Task c. Use layout/rescaling/labelling/trend/highlight techniques to find the separate house, semi-detached, and unit dwelling status story, illustrate the separate house, semi-detached, and unit dwelling status story, and tell the separate house, semi-detached, and unit dwelling status story.

 

Visualisation 8. Family:  

Task a. Create a new sheet that duplicated necessary data from the original datasheet.

Task b. Create multiple line and bar charts, and choose the best one for the family status visualisation.

Task c. Use layout/rescaling/labelling/trend/highlight techniques to find the couple family with or without children, one parent family, and other family status story, illustrate the couple family with or without children, one parent family, and other family status story, and tell the couple family with or without children, one parent family, and other family status story.

 

Visual Analytics. Summarise and conclusion:

 

Task a. Summarise the suburb's profile through each category's data. Indicate where the dataset came from, and highlight the data's attributes and characteristics.
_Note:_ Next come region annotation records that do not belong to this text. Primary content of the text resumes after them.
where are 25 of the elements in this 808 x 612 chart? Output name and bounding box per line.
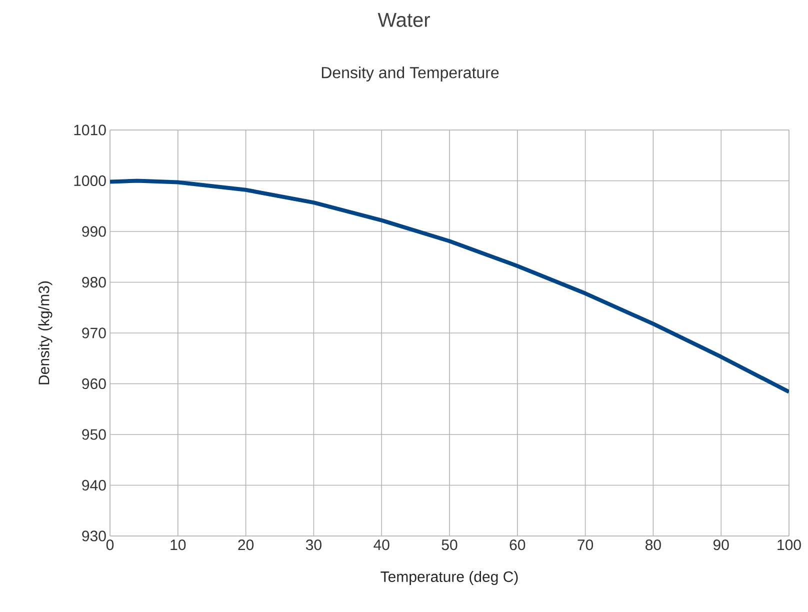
y-tick-label: 970 xyxy=(82,328,106,338)
y-tick-label: 990 xyxy=(82,226,106,237)
x-tick-label: 80 xyxy=(646,540,661,550)
chart-title: Water xyxy=(378,13,430,27)
x-tick-label: 20 xyxy=(238,540,254,550)
x-tick-label: 0 xyxy=(106,540,114,550)
x-tick-label: 60 xyxy=(510,540,526,550)
x-tick-label: 50 xyxy=(442,540,458,550)
y-tick-label: 980 xyxy=(82,276,106,288)
x-tick-label: 90 xyxy=(713,540,729,550)
y-tick-label: 1010 xyxy=(74,124,106,136)
y-tick-label: 1000 xyxy=(74,175,106,186)
x-tick-label: 40 xyxy=(374,540,390,550)
y-tick-label: 930 xyxy=(82,530,106,542)
y-axis-title: Density (kg/m3) xyxy=(38,281,52,384)
x-tick-label: 30 xyxy=(306,540,322,550)
y-tick-label: 960 xyxy=(82,378,106,390)
y-tick-label: 950 xyxy=(82,429,106,440)
x-axis-title: Temperature (deg C) xyxy=(380,571,518,585)
x-tick-label: 10 xyxy=(170,540,186,550)
y-tick-label: 940 xyxy=(82,480,106,491)
x-tick-label: 100 xyxy=(778,540,801,550)
chart-subtitle: Density and Temperature xyxy=(322,66,499,82)
line-series xyxy=(110,178,789,394)
x-tick-label: 70 xyxy=(578,540,594,550)
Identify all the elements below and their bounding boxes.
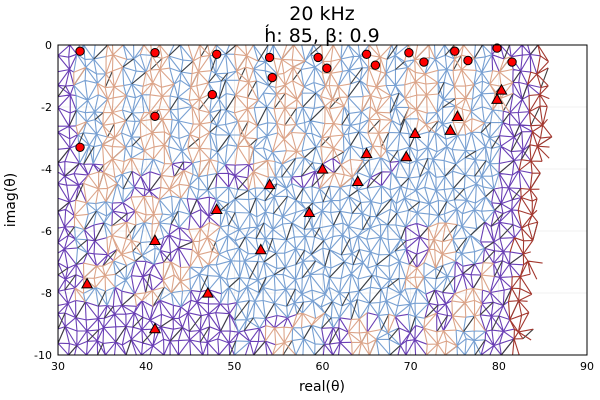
data-point-triangle xyxy=(81,277,94,289)
data-point-circle xyxy=(264,52,275,63)
data-point-circle xyxy=(404,48,414,58)
x-tick-label: 90 xyxy=(580,360,594,373)
data-point-circle xyxy=(313,52,323,63)
data-point-triangle xyxy=(491,93,504,104)
data-point-circle xyxy=(322,63,332,73)
chart-subtitle: h́: 85, β: 0.9 xyxy=(264,25,380,47)
data-point-circle xyxy=(150,111,160,122)
data-point-circle xyxy=(75,46,85,56)
tick-layer: 30 40 50 60 70 80 90 0 -2 -4 -6 -8 -10 xyxy=(34,39,594,373)
data-point-triangle xyxy=(263,178,276,190)
y-axis-label: imag(θ) xyxy=(3,173,19,227)
x-axis-label: real(θ) xyxy=(299,379,345,395)
x-tick-label: 70 xyxy=(404,360,418,373)
data-point-triangle xyxy=(254,243,267,255)
data-point-circle xyxy=(212,49,222,59)
y-tick-label: -10 xyxy=(34,349,52,362)
mesh-edges-0 xyxy=(58,45,542,355)
data-point-circle xyxy=(507,57,517,67)
mesh-edges-1 xyxy=(73,45,504,355)
mesh-layer xyxy=(58,45,553,355)
y-tick-label: -4 xyxy=(41,163,52,176)
data-point-circle xyxy=(450,46,460,56)
data-point-triangle xyxy=(360,147,373,159)
data-point-circle xyxy=(361,49,372,59)
data-point-triangle xyxy=(409,127,422,139)
data-point-triangle xyxy=(495,83,508,95)
data-point-circle xyxy=(492,43,502,53)
data-point-circle xyxy=(150,48,160,58)
data-point-triangle xyxy=(148,234,162,245)
data-point-circle xyxy=(419,57,429,67)
data-point-triangle xyxy=(451,110,464,121)
data-point-triangle xyxy=(444,124,457,135)
data-point-triangle xyxy=(210,203,223,214)
data-point-triangle xyxy=(351,175,364,187)
data-point-circle xyxy=(267,72,277,83)
plot-frame xyxy=(57,44,588,356)
x-tick-label: 50 xyxy=(227,360,241,373)
y-tick-label: -2 xyxy=(41,101,52,114)
data-point-triangle xyxy=(400,150,413,162)
y-tick-label: -6 xyxy=(41,225,52,238)
x-tick-label: 60 xyxy=(316,360,330,373)
data-point-circle xyxy=(463,55,473,66)
data-point-triangle xyxy=(148,322,162,334)
data-point-circle xyxy=(370,60,381,70)
marker-layer xyxy=(75,43,517,334)
mesh-edges-4 xyxy=(507,45,553,355)
data-point-triangle xyxy=(303,206,316,218)
y-tick-label: 0 xyxy=(45,39,52,52)
data-point-circle xyxy=(75,142,85,153)
x-tick-label: 80 xyxy=(492,360,506,373)
data-point-triangle xyxy=(201,286,214,298)
data-point-circle xyxy=(207,89,217,100)
chart-title: 20 kHz xyxy=(289,3,355,25)
x-tick-label: 40 xyxy=(139,360,153,373)
data-point-triangle xyxy=(316,162,329,174)
x-tick-label: 30 xyxy=(51,360,65,373)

Data attributes should be adjusted to fit the visualisation techniques the student intends to use.

 

Task b. Write a report explaining how you dealt with data node-overlap / data edge-crossing / rescaling in your data visualisation, particularly in combining multi-dimensional data. Describe the graphic attribute designs and labelling techniques used in your data visualisation and how they enhanced the readability and storytelling of the visualisation. Highlights any trends and breakthrough analysis you have discovered through the data

visualisation process, particularly the price movement visual comparison. Concludes overall, you would give any recommendations to a buyer or investor for this suburb. Summarise the advantages of the visualisation approaches you have used.